COLUMBIA — On a quiet street at the corner of Creasy Springs Road and Proctor Drive, Show-Me Central Habitat for Humanity dedicated on Saturday the 100th home the organization has built in Columbia.
Blue and green balloons tied to a mailbox blew in the breeze outside the home with gray siding and maroon shutters as Habitat for Humanity representatives, City Councilman Jason Thornhill and home recipient Salih Mehmedovic spoke about the significance of 100 homes being constructed locally and home ownership.
Thornhill, who previously served on the board of directors for Show-Me Central Habitat for Humanity, said the day celebrated the pride that comes with home ownership.
“It’s a good day for Columbia to see the 100th house,” Thornhill said.
Richard King, one of the first Habitat for Humanity home recipients in Columbia, spoke about how receiving a home was the beginning of starting a new life.
“Habitat was a growing process,” King said. “It was a kick-start for me.”
Through the translation of his son-in-law, Senad Music, Mehmedovic said how thankful he and his family were to receive a home.
“I am so grateful to Habitat because they gave me a chance to be a homeowner," Mehmedovic said in his speech. "I don’t think I could own otherwise, and that is somewhat of the American dream."
The Mehmedovic family came to America as refugees from Bosnia in January 2002.
“In the beginning it was so hard because of the language difficulty, but after a year I learned some English, and it is better,” Mehmedovic said.
Mehmedovic owned a home in Bosnia, so he said he is not worried about maintaining his first home in America.
“There is no problem,” he said. “Cutting grass and doing all of these things is normal for people to do.”

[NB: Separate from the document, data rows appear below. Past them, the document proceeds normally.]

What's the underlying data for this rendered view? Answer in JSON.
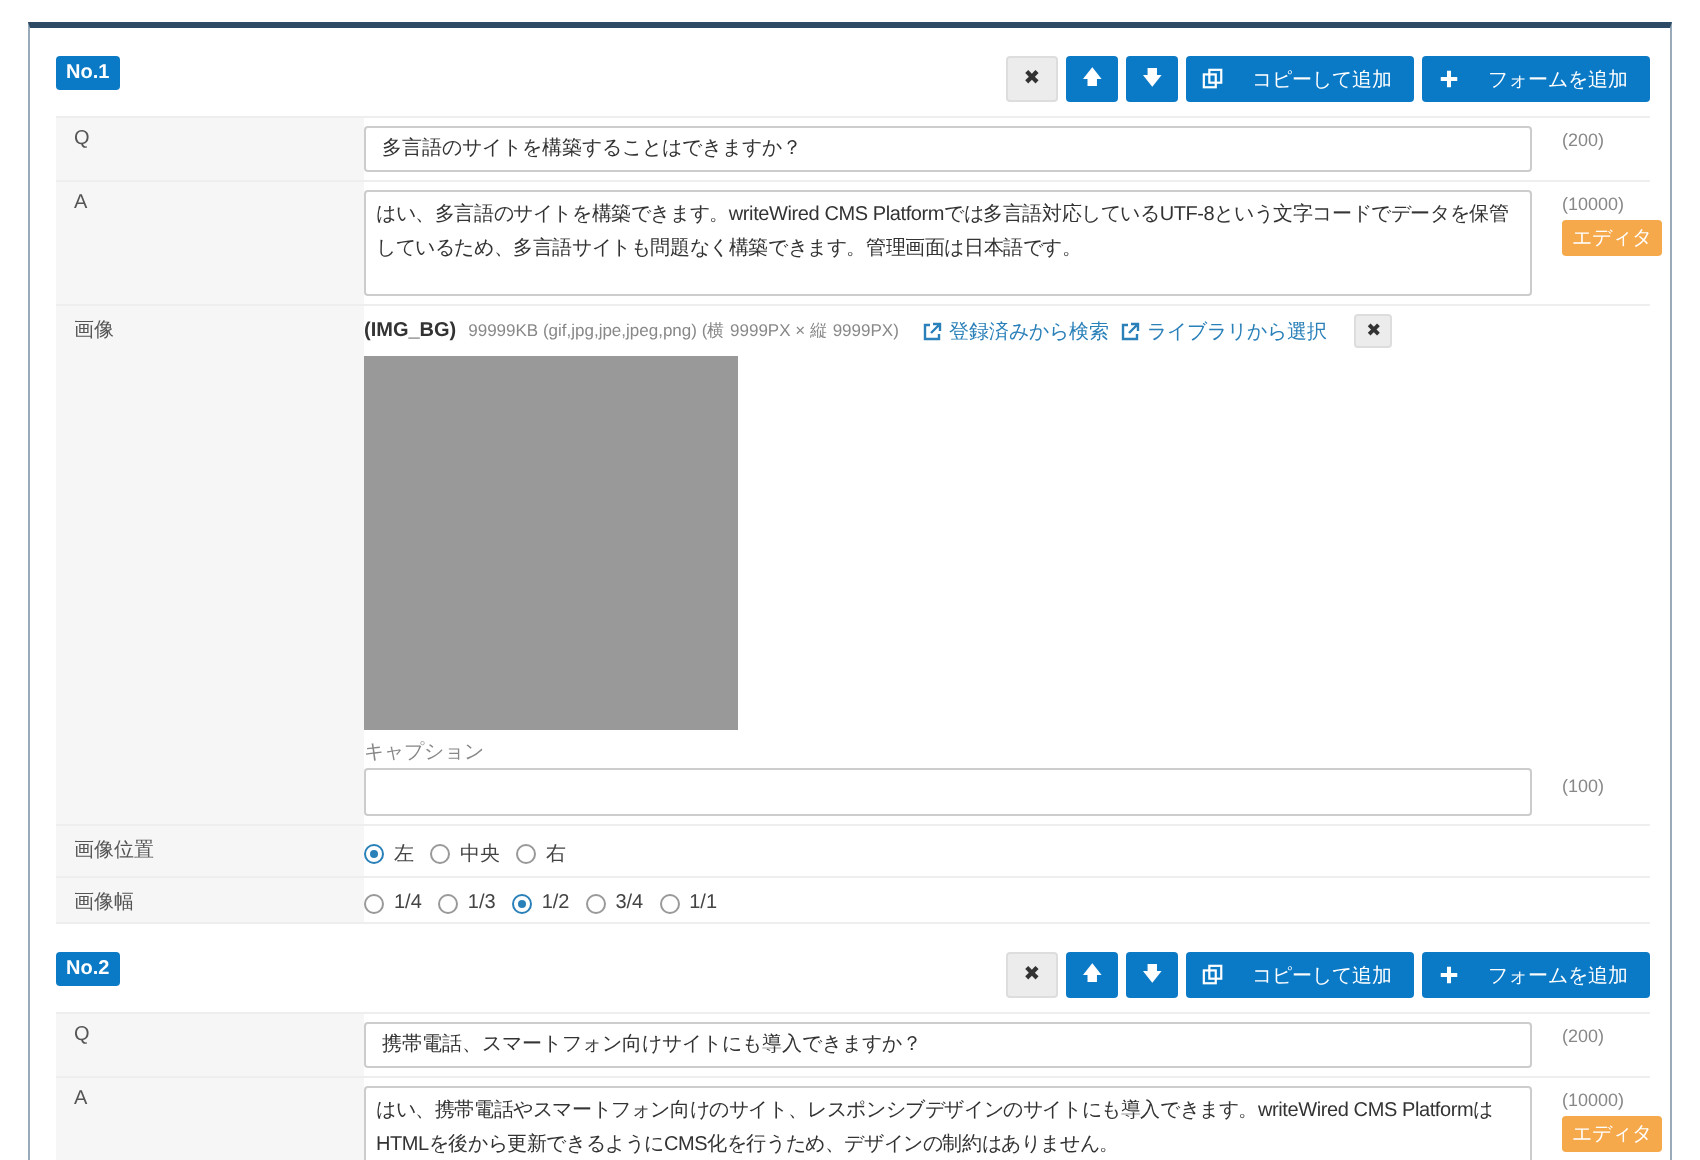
{
  "entries": [
    {
      "number": "No.1",
      "buttons": [
        {
          "kind": "delete",
          "label": "✖"
        },
        {
          "kind": "up",
          "label": "🡅"
        },
        {
          "kind": "down",
          "label": "🡇"
        },
        {
          "kind": "copy",
          "label": "コピーして追加"
        },
        {
          "kind": "add",
          "label": "フォームを追加"
        }
      ],
      "fields": [
        {
          "kind": "input",
          "label": "Q",
          "value": "多言語のサイトを構築することはできますか？",
          "count": "(200)"
        },
        {
          "kind": "textarea",
          "label": "A",
          "value": "はい、多言語のサイトを構築できます。writeWired CMS Platformでは多言語対応しているUTF-8という文字コードでデータを保管しているため、多言語サイトも問題なく構築できます。管理画面は日本語です。",
          "count": "(10000)",
          "badge": "エディタ"
        },
        {
          "kind": "image",
          "label": "画像",
          "code": "(IMG_BG)",
          "spec": "99999KB (gif,jpg,jpe,jpeg,png) (横 9999PX × 縦 9999PX)",
          "links": [
            "登録済みから検索",
            "ライブラリから選択"
          ],
          "remove": "✖",
          "caption_label": "キャプション",
          "count": "(100)"
        },
        {
          "kind": "radio",
          "label": "画像位置",
          "options": [
            {
              "label": "左",
              "selected": true
            },
            {
              "label": "中央",
              "selected": false
            },
            {
              "label": "右",
              "selected": false
            }
          ]
        },
        {
          "kind": "radio",
          "label": "画像幅",
          "options": [
            {
              "label": "1/4",
              "selected": false
            },
            {
              "label": "1/3",
              "selected": false
            },
            {
              "label": "1/2",
              "selected": true
            },
            {
              "label": "3/4",
              "selected": false
            },
            {
              "label": "1/1",
              "selected": false
            }
          ]
        }
      ]
    },
    {
      "number": "No.2",
      "buttons": [
        {
          "kind": "delete",
          "label": "✖"
        },
        {
          "kind": "up",
          "label": "🡅"
        },
        {
          "kind": "down",
          "label": "🡇"
        },
        {
          "kind": "copy",
          "label": "コピーして追加"
        },
        {
          "kind": "add",
          "label": "フォームを追加"
        }
      ],
      "fields": [
        {
          "kind": "input",
          "label": "Q",
          "value": "携帯電話、スマートフォン向けサイトにも導入できますか？",
          "count": "(200)"
        },
        {
          "kind": "textarea",
          "label": "A",
          "value": "はい、携帯電話やスマートフォン向けのサイト、レスポンシブデザインのサイトにも導入できます。writeWired CMS PlatformはHTMLを後から更新できるようにCMS化を行うため、デザインの制約はありません。",
          "count": "(10000)",
          "badge": "エディタ"
        }
      ]
    }
  ]
}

Music added that Mehmedovic has family in Columbia, which provides a support system.
Mehmedovic will live in the new home with his wife, Razija, and 18-year-old son, Armin.

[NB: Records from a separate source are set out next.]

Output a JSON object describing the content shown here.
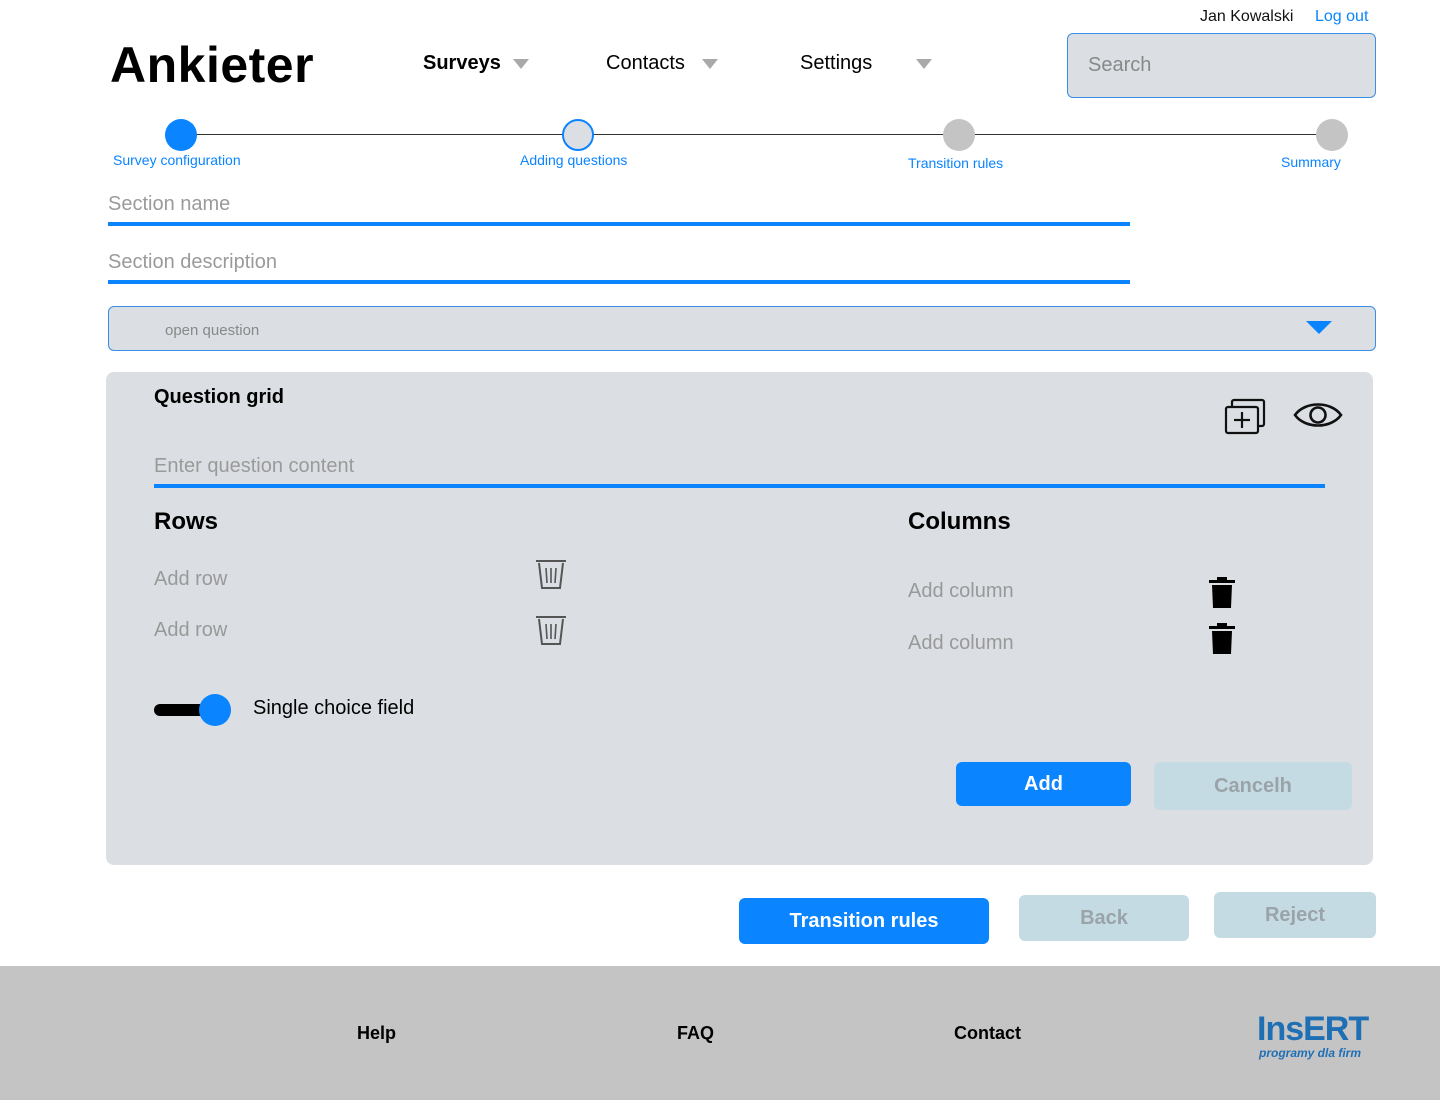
{
  "user": {
    "name": "Jan Kowalski",
    "logout_label": "Log out"
  },
  "app": {
    "title": "Ankieter"
  },
  "nav": [
    {
      "label": "Surveys",
      "active": true
    },
    {
      "label": "Contacts",
      "active": false
    },
    {
      "label": "Settings",
      "active": false
    }
  ],
  "search": {
    "placeholder": "Search"
  },
  "stepper": {
    "steps": [
      {
        "label": "Survey configuration",
        "state": "completed"
      },
      {
        "label": "Adding questions",
        "state": "current"
      },
      {
        "label": "Transition rules",
        "state": "pending"
      },
      {
        "label": "Summary",
        "state": "pending"
      }
    ]
  },
  "section": {
    "name_placeholder": "Section name",
    "description_placeholder": "Section description"
  },
  "question_type": {
    "selected": "open question"
  },
  "question_grid": {
    "title": "Question grid",
    "content_placeholder": "Enter question content",
    "rows_title": "Rows",
    "columns_title": "Columns",
    "rows": [
      {
        "placeholder": "Add row"
      },
      {
        "placeholder": "Add row"
      }
    ],
    "columns": [
      {
        "placeholder": "Add column"
      },
      {
        "placeholder": "Add column"
      }
    ],
    "toggle": {
      "label": "Single choice field",
      "on": true
    },
    "add_label": "Add",
    "cancel_label": "Cancelh"
  },
  "actions": {
    "transition_label": "Transition rules",
    "back_label": "Back",
    "reject_label": "Reject"
  },
  "footer": {
    "links": [
      "Help",
      "FAQ",
      "Contact"
    ],
    "brand": {
      "name": "InsERT",
      "tagline": "programy dla firm"
    }
  },
  "colors": {
    "accent": "#0a84ff",
    "panel": "#dbdfe3",
    "disabled_button": "#c5dbe3",
    "footer": "#c4c4c4",
    "brand": "#1f6fb5"
  },
  "icons": {
    "add_question": "duplicate-add-icon",
    "preview": "eye-icon",
    "row_delete": "trash-outline-icon",
    "column_delete": "trash-filled-icon"
  }
}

Frank Rezabek, a member of the Show-Me Central Habitat for Humanity day crew that built the Mehmedovic home, said that while working on the 100th home was important, it was no different than any home the crew has helped construct.

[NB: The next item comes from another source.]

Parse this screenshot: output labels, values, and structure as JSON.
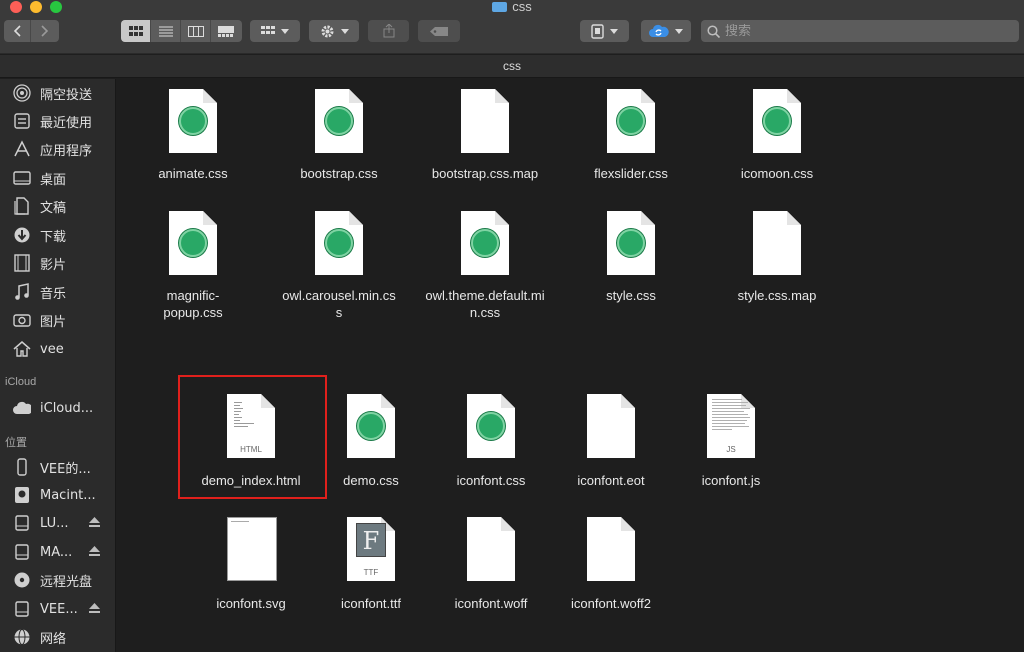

“I don’t think it made a difference if it was the 100th home or any home; we are just trying to give back,” Rezabek said.
Home recipients must work from 250 to 350 “sweat equity” hours to help build their houses. During this time, Rezabek said the Mehmedovic family worked with the day crew and learned skills along the way.
“There’s nothing free about this. These folks work very hard to own their homes,” said Scott Maledy, Show-Me Central Habitat for Humanity president.